業界的には2007年1月のWindows Vista登場が1つのターニングポイントになると思われるが、それは同時に試練の到来でもある。Windows Vistaではグラフィックス機能を中心に高いシステム性能を求める仕様になっている。こうした機能強化はサイズや消費電力の面で制約のあるノートPCにとってハードルが高い。とくに普及価格帯の製品や小型軽量タイプの製品に高性能なグラフィックスチップを載せると、本体価格の上昇や消費電力増大の要因となってしまう。2007年前半に登場するSanta Rosaでは、これらの問題を解決して普及価格帯の標準ノートPCでWindows Vistaを快適に利用できる環境を提供することを目指している。
Santa Rosa(開発コード名)は、CPUとチップセット、無線LANモジュールの3つをあわせたノートPC向けプラットフォームの総称だ。Intelは、ノートPC向けに「Centrino」というブランドを展開しているが、Santa Rosaは「次期Centrino」と考えていい。このSanta Rosaの特徴を列挙すると下記のようになる。

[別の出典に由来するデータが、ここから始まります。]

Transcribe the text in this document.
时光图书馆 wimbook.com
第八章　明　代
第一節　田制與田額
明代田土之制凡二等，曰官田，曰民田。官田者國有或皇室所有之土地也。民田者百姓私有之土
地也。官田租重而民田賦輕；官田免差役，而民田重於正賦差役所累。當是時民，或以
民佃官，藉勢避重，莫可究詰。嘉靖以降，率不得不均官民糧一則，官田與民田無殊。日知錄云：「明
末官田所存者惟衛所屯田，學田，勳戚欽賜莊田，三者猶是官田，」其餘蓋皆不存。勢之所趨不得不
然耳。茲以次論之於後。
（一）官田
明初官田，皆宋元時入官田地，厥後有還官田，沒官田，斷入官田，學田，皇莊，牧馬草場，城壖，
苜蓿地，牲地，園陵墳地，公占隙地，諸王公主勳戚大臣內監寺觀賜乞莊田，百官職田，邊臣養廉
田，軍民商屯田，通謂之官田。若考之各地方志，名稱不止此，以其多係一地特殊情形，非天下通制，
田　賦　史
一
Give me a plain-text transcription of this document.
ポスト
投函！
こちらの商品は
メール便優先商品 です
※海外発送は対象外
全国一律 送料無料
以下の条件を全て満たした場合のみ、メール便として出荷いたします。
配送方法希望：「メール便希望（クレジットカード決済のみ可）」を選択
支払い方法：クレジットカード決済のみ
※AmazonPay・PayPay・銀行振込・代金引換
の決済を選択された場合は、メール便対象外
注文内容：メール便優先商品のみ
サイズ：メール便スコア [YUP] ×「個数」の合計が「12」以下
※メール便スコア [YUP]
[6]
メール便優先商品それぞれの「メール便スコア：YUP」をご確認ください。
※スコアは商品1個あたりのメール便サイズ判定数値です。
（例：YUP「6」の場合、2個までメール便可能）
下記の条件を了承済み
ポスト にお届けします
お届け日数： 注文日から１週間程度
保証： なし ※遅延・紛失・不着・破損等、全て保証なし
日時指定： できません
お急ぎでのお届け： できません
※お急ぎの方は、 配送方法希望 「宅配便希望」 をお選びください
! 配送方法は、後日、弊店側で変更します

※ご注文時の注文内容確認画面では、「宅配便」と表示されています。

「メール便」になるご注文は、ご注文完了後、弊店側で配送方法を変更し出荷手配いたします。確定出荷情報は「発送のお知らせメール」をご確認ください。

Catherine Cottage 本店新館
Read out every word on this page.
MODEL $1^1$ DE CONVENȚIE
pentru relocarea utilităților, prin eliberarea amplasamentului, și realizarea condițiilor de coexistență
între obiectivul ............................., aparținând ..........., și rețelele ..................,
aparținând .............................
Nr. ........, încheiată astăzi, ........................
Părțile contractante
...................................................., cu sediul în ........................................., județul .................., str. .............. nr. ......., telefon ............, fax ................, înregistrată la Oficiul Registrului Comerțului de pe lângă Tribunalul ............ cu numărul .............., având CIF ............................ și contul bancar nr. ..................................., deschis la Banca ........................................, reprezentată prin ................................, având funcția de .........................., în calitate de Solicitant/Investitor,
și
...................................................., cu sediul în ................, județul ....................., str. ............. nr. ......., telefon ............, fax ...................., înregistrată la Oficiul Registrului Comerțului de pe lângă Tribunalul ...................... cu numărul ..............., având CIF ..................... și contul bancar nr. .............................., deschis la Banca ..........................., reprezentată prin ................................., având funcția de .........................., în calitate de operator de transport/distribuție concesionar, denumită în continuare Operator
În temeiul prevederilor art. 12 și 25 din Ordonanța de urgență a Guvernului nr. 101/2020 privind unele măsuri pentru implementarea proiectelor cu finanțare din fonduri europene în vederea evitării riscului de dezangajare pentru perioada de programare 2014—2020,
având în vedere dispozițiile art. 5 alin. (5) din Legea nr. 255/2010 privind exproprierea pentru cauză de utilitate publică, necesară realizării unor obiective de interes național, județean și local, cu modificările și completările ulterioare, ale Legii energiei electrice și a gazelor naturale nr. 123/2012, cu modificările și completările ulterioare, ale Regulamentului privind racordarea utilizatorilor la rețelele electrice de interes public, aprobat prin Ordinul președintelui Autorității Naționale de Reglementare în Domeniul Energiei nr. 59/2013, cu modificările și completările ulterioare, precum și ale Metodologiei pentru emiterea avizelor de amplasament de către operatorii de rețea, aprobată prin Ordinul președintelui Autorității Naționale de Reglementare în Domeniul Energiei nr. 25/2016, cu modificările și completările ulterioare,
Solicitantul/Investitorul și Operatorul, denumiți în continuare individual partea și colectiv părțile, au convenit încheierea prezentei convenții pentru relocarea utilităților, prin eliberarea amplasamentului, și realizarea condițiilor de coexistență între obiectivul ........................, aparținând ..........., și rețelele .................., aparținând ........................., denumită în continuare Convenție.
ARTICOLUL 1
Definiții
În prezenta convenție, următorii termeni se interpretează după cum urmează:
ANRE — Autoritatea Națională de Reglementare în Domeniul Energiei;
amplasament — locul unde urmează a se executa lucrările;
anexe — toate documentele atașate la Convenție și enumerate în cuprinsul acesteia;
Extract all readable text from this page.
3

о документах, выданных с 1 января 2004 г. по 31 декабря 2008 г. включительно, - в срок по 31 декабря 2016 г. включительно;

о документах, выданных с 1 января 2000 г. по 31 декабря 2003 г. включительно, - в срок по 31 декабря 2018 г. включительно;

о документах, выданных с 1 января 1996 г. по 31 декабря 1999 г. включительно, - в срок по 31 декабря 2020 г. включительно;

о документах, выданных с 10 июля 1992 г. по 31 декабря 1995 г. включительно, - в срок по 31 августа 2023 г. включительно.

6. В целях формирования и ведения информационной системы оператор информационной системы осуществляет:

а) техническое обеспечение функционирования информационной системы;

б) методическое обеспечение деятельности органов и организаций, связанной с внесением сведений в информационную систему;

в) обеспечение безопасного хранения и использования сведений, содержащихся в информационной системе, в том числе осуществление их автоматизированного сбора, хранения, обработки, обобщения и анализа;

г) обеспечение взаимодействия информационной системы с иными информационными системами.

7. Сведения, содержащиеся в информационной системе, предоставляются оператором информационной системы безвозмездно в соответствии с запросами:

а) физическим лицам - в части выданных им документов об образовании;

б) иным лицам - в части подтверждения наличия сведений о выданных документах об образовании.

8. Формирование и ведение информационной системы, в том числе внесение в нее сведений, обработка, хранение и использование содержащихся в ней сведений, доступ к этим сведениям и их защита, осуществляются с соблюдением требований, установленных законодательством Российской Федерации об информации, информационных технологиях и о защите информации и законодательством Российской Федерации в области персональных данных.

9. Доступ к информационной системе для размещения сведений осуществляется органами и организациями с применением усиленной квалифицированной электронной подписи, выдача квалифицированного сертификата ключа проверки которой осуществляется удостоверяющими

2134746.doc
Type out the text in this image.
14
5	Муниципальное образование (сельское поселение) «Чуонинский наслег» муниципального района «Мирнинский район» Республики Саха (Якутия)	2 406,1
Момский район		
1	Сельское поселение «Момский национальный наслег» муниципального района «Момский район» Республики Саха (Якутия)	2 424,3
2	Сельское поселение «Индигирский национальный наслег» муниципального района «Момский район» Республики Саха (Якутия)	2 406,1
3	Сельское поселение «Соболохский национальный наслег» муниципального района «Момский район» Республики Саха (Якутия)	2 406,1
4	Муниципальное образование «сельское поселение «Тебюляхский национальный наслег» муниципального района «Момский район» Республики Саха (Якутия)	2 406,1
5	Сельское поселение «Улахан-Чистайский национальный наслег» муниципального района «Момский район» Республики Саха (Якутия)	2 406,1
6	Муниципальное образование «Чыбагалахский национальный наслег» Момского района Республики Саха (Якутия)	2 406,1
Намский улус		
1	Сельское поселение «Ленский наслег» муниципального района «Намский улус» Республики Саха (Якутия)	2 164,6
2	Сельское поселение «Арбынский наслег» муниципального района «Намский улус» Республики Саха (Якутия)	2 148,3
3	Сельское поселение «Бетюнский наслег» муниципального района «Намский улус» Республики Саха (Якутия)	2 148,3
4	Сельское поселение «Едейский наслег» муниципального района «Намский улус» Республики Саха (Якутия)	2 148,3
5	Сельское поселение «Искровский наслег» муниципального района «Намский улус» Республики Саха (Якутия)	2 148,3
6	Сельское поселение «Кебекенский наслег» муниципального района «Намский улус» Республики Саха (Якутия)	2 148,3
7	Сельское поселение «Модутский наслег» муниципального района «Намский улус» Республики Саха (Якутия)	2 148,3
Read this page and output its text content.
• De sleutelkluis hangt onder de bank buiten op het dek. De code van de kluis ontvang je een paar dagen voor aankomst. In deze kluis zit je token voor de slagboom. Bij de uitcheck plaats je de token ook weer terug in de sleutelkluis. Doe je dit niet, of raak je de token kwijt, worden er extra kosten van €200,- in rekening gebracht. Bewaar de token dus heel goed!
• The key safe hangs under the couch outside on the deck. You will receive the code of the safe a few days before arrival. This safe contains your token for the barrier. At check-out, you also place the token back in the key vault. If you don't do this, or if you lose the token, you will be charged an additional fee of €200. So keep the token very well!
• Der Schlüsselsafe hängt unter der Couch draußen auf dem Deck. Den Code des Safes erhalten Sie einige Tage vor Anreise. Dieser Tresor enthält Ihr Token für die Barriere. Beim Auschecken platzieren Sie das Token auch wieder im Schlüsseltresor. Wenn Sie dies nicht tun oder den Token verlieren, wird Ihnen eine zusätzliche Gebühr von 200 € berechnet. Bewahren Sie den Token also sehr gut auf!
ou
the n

FSBの高速化とスリープモードなどによる省電力機能サポートなど、パフォーマンスと低消費電力を両立しているCrestlineだが、内蔵されるグラフィックスコアの機能強化にも注目しておきたい。3Dデスクトップ表示「AERO」が標準機能として実装されるWindows Vistaにおいて3D描画機能が大幅に強化されたグラフィックスコアは多大な効果を発揮すると期待される。
フラッシュメモリモジュールは「Robson」と呼ばれる技術で、Santa RosaマシンにPCI Express経由で接続することでHDDのキャッシュとして動作し、ディスクアクセスの高速化や省電力化を実現する。